According to her, one problem was the collusion between states and the private sector. In this way, she denounced the fact that police admitted sharing sensitive data with private actors, which led some companies to build an economic business based on surveillance. Finally, in terms of transparency, she deplored the fact that transparency systematically comes up against trade secret.
She ended her plea by calling for a ban on facial recognition: “Even if we address all the questions raised: it will always be disproportionate, it will always threaten our ability to live freely and it will always be use in a discriminatory way. This kind of tool is about oppression and control: it has no place in our schools, in our train stations, in our football stadiums or our shopping centers. It has no place in our streets.”

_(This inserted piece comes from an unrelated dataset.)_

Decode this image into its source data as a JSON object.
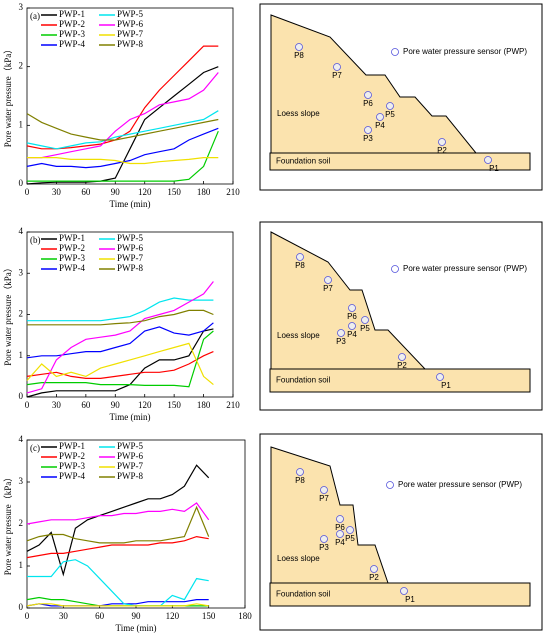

4. For the FRA, the current conditions do not allow a sufficient assessment of the risks to fundamental rights.
The last speaker was a member of the Fundamental Rights Association: David Reichel. He presented an overall of the organization's researches and analysis related to the uses of facial recognition in the United Kingdom but also in France and Germany.
The organization was thus able to make three major observations which – according to them – should guide the legal analysis.
The first stems from the fact that there is no truly comprehensible review of who is using facial recognition neither for the purposes of its uses.
The second issue was a lack of transparency with regard to the rules for the drawing up of watch lists. According to the agency, the purpose of the processing is assessed in particular in the light of the database used. The lawfulness of the process is therefore closely linked to an appreciation of the rules governing the drawing up of the watch lists, using the example of large immigration or security databases to illustrate this point.
The third statement he raised was that the private sector is a major user of facial recognition.
Returning to fundamental rights considerations, he highlighted the fact that, despite the absence of any significant study on that topic, citizens seemed, a priori, uncomfortable with the use of facial recognition.
Recognizing the possibility of restraining certain fundamental rights, he recalled that it was subject to strict compliance with three criteria: provision by law, necessity and proportionality. In the absence of precise rules on the establishment of watch lists, he therefore deplored the difficulty of being able to assess these criteria, and therefore the legality of limitations.
At some point, he agreed with Hannah Couchman by underlying that beyond the problems of accuracy of facial recognition, even a perfect technology raises problems for fundamental rights. That is why it has placed the protection of privacy and the protection of personal data at the center of its concerns.
Beyond these core problems, nevertheless, right to non-discrimination, freedom of expression and assembly, but also the right to good administration must be taken into account in a case-by-case basis.
Finally, he suggested minimum guarantees by calling for the implementation of Fundamental Rights Impact Assessments separate from Data Protection Impact Assessments as well as the creation of independent supervisors.
In conclusion, this panel, which focused on the implications of facial recognition for citizens, showed that many issues require significant legal reflection in terms of the protection of civil liberties and fundamental rights. Consequently, the eagerness of certain stakeholders to generalize facial recognition seems to have to be tempered.